折に触れて(織田信秀の匍匐前進)

京都の夏を彩る祇園祭りは四条通りの東端、東山の山裾にある八坂神社の祭礼だが、この八坂神社は牛頭大王信仰がベースになっている。祇園祭りが疫病流行に触発された厄除け目的の祭礼であるように牛頭大王への信仰は厄払いが基本になる。牛頭大王に丁寧に応対した蘇民将来の子孫は厄から逃れることが出来るという理由で軒先に「蘇民将来子孫也」と掲げておけば大丈夫だとされている。全国にはこの八坂神社のような牛頭大王信仰の神社は2300ほどもあるという。愛知県の津島神社もその一つである。この社は戦国時代には門前市をなすほどの神社となっていた。現在、全国津々浦々に八坂神社を名乗る神社は数多あるが、同じ牛頭大王信仰を謳う津島神社の名をつけた神社も多く存在する。これら津島神社の総社がこの尾張の津島神社である。
交通や流通といったものは要すれば人が多く集まる場所で発達する。伊勢湾に木曽三川が交わり、津島神社があって熱田神宮にも近い津島は必然的に交通・流通の拠点となる。織田弾正忠家はこの津島を管轄することで経済力を伸ばしていったことは間違いない。交通・流通の拠点を抑えることは単に経済面のメリットだけではない。諸国の情報が人の出入りとともにひっきりなしに入って来るので何事につけ相手に先んじて手を打つことが可能になる。

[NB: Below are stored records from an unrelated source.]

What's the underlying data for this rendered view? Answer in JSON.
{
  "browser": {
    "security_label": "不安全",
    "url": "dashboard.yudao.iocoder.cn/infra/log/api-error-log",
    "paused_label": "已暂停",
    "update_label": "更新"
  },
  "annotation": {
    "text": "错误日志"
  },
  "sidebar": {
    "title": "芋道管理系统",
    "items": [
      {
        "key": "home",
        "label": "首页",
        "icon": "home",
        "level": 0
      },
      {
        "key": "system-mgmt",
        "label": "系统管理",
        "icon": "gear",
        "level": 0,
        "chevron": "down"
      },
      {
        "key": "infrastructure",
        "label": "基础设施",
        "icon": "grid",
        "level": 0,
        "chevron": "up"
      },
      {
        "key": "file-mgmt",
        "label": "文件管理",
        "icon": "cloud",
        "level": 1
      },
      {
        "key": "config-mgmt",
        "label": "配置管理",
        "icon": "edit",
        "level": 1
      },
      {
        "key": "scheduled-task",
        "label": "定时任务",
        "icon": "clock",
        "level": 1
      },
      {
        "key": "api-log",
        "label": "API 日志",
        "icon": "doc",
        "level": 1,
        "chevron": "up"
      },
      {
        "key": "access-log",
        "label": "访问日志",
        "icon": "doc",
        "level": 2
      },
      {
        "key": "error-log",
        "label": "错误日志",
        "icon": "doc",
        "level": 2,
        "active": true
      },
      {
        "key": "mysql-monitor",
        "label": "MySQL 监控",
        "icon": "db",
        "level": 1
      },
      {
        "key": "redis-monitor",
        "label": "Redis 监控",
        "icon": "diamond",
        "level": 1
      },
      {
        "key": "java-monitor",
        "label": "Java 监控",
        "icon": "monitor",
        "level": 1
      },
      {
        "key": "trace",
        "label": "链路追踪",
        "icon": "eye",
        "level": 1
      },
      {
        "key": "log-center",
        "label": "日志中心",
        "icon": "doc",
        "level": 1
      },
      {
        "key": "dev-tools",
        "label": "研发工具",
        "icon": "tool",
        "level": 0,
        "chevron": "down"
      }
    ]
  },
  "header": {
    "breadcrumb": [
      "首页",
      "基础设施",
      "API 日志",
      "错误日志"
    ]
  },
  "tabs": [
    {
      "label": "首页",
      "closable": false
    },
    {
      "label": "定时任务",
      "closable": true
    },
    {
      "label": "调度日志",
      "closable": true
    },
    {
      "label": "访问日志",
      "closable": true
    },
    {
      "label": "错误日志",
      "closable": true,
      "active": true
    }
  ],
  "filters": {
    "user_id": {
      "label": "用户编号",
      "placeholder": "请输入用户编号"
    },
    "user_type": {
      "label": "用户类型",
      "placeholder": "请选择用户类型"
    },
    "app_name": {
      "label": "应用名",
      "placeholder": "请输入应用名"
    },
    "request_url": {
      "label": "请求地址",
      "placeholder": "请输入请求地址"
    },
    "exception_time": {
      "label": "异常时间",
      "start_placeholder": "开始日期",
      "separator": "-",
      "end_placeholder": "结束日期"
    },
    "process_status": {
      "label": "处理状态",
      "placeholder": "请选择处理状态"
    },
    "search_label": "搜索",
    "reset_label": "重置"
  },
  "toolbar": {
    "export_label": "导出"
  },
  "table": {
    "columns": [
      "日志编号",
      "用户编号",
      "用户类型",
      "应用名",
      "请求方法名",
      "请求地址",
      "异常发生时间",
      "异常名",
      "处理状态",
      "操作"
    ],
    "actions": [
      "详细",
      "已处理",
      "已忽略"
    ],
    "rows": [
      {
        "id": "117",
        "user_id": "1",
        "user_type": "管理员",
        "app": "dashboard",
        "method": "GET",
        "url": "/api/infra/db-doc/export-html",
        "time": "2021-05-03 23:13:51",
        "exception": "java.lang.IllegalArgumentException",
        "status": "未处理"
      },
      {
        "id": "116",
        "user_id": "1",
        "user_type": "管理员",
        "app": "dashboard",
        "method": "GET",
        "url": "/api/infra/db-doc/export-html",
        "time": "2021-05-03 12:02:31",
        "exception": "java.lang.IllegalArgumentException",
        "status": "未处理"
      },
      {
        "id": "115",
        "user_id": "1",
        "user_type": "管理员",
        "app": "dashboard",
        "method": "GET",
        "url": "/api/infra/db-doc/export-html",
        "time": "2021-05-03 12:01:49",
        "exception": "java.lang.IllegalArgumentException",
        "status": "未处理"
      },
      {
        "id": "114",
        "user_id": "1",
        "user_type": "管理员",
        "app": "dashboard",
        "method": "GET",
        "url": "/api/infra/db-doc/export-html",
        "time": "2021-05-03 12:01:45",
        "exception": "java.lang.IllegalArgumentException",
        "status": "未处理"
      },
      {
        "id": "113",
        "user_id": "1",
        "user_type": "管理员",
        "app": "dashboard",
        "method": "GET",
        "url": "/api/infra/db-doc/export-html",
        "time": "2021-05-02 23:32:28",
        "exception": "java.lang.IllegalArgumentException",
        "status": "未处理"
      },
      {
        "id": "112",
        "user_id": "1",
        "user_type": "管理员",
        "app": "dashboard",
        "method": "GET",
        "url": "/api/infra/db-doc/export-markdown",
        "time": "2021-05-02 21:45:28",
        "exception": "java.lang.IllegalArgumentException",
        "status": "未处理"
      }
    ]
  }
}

織田信長の祖父信定がこの津島を活用し始めた。やがて勝幡城を築いてそこに入るが、それまでは津島に居住して津島館を本拠にしていた。1527年頃に織田信定は信秀に家督を譲って隠居したとされる。この弾正忠家はこの後引越しを頻繁に行なう一族である。今後の発展に最も便利なところに移り住めばよいのではないかと簡単に本拠とする場所を変更する。その傾向は織田信長において極まるが、二代前の信定の頃から転々と居城を変えている。万事、機能主義で事を処するという姿勢が顕著である。上杉謙信の春日山城、武田信玄の躑躅ヶ崎館、北条氏康の小田原城など有名な戦国大名たちは父祖から譲られた居城から離れず、戦の度にそこから出陣を繰り返している。こういったあたりにもしがらみにこだわらない、一種の合理主義が見えるように思える。織田信秀は信定から家督を譲られた後、1532年に主家の大和守家当主織田達勝・三奉行の一人織田寛故と争っている。今川氏親が短期的に尾張まで進出したときの名残でその頃、那古野には今川の飛び地があって那古野城を構えていたが、1538年にこの那古野城を信秀は謀略と奇襲で奪取してしまう。そして勝幡城から那古野城に本拠を移している。1539年には古渡城を築いて熱田を自らの勢力圏に接収する。信秀は外交と武力を駆使して勢力圏を拡大していた。